Researchers have demonstrated a continuous roller printing process that can pick up and transfer over 75,000 micrometer-scale semiconductor devices in a single roll with very high accuracy. The new method paves the way to creating large-scale arrays of optical components and could be used to rapidly manufacture micro-LED displays.
Micro-LED display technology is of great interest because it can accomplish highly accurate color rendering with high speed and resolution while using little power. These displays can be applied in a wide range of formats including smartphone screens, virtual and augmented reality devices and large displays several meters across. For larger micro-LED displays, in particular, the challenges of integrating millions of tiny LEDs -- which are sometimes smaller than a grain of fine sand -- onto an electronic control backplane are enormous.
"Transferring micrometer-scale semiconductor devices from their native substrate to a variety of receiving platforms is a challenge being tackled internationally by both academic research groups and industries," said research team leader Eleni Margariti from the University of Strathclyde in the UK. "Our roller-based printing process offers a way to achieve this in a scalable manner while meeting the demanding accuracy necessary for this application."
In the journal Optical Materials Express, the researchers report that their new roller technology can match the designed device layout with an accuracy of less than 1 micron. The setup is also inexpensive and simple enough to be constructed in locations with limited resources.
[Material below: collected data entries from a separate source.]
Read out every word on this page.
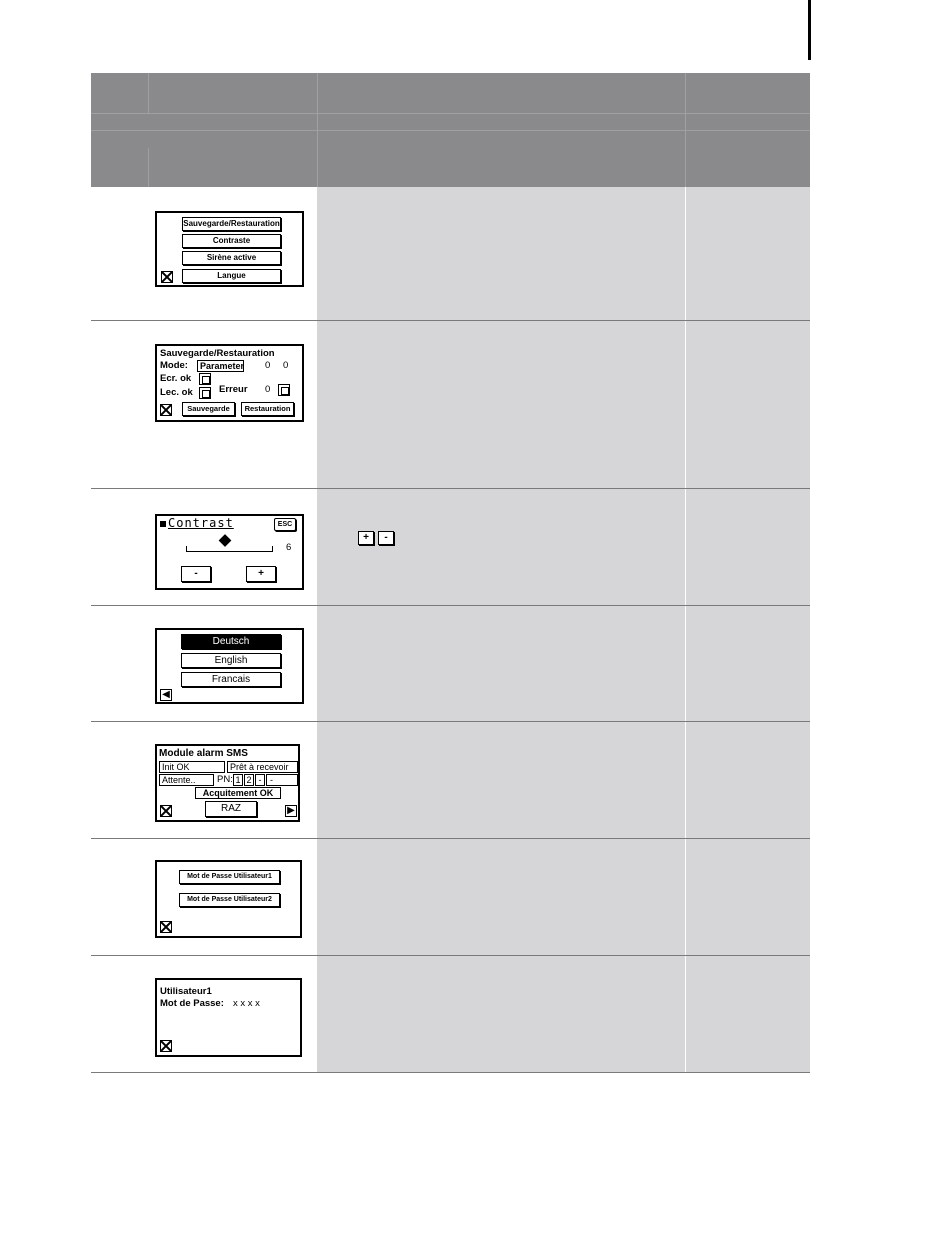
Sauvegarde/Restauration
Contraste
Sirène active
Langue
Sauvegarde/Restauration
Mode:	Parameter 0 0
Ecr. ok
Lec. ok	Erreur 0
Sauvegarde	Restauration
Contrast	ESC
6
-	+
+	-
Deutsch
English
Francais
◀
Module alarm SMS
Init OK	Prêt à recevoir
Attente..	PN: 1 2 - -
Acquitement OK
RAZ	▶
Mot de Passe Utilisateur1
Mot de Passe Utilisateur2
Utilisateur1
Mot de Passe: x x x x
"This printing process could also be used for other types of devices including silicon and printed electronics such as transistors, sensors and antennas for flexible and wearable electronics, smart packaging and radio-frequency identification tags," said Margariti, who developed the new printing process. "It could also be useful for making photovoltaics and for biomedical applications such as drug delivery systems, biosensors and tissue engineering."
Large-scale device transfer
Today's semiconductor devices are typically manufactured on wafers using growth techniques that deposit exquisitely detailed, multi-layer semiconductor thin films onto semiconductor substrates. Compatibility issues between these thin film structures and the types of substrates suitable for this deposition constrain the ways in which the devices can be used.
"We wanted to improve the transfer of large numbers of semiconductor devices from one substrate to another to improve the performance and scaling of electronic systems used in applications such as displays and on-chip photonics, where the aim is to combine various materials that manipulate light on a very small scale," said Margariti. "To be used for large-scale manufacturing, it is crucial to use methods that can transfer these devices efficiently, accurately and with minimal errors."
The new approach starts with an array of tiny devices that are loosely attached to their growth substrate. The surface of a cylinder containing a slightly sticky silicone polymer film is then rolled over the suspended array of devices, allowing adhesive forces between the silicone and semiconductor to detach the devices from their growth substrate and array them on the cylinder drum. Because the printing process is continuous it can be used to simultaneously print numerous devices, which makes it highly efficient for large-scale production.
Highly accurate printing
"By carefully selecting the properties of the silicone and receiving substrate surface and the speed and mechanics of the rolling process, the devices can be successfully rolled over and released onto the receiver substrate while preserving the spatially arrayed format they had on the original substrate," explained Margariti. "We also developed a custom analysis method that scans the printed sample for defects and provides the printing yield and positioning accuracy in just minutes."
The researchers tested the new approach with gallium nitride on silicon (GaN/Si) semiconductor structures. GaN is the dominant semiconductor technology used for micro-LED displays, and using silicon substrates facilitated the preparation of the devices as suspended structures that could be picked up by the roller. They were able to transfer more than 99% of the devices in an array of over 76,000 individual elements with a spatial precision below a micron with no significant rotational errors.
Next, the researchers are working to further improve the accuracy of the printing process while also scaling up the number of devices that can be transferred at once. They also plan to test the method's ability to combine different types of devices onto the same receiving platform and determine if it can be used to print to specific locations of the receiving platform.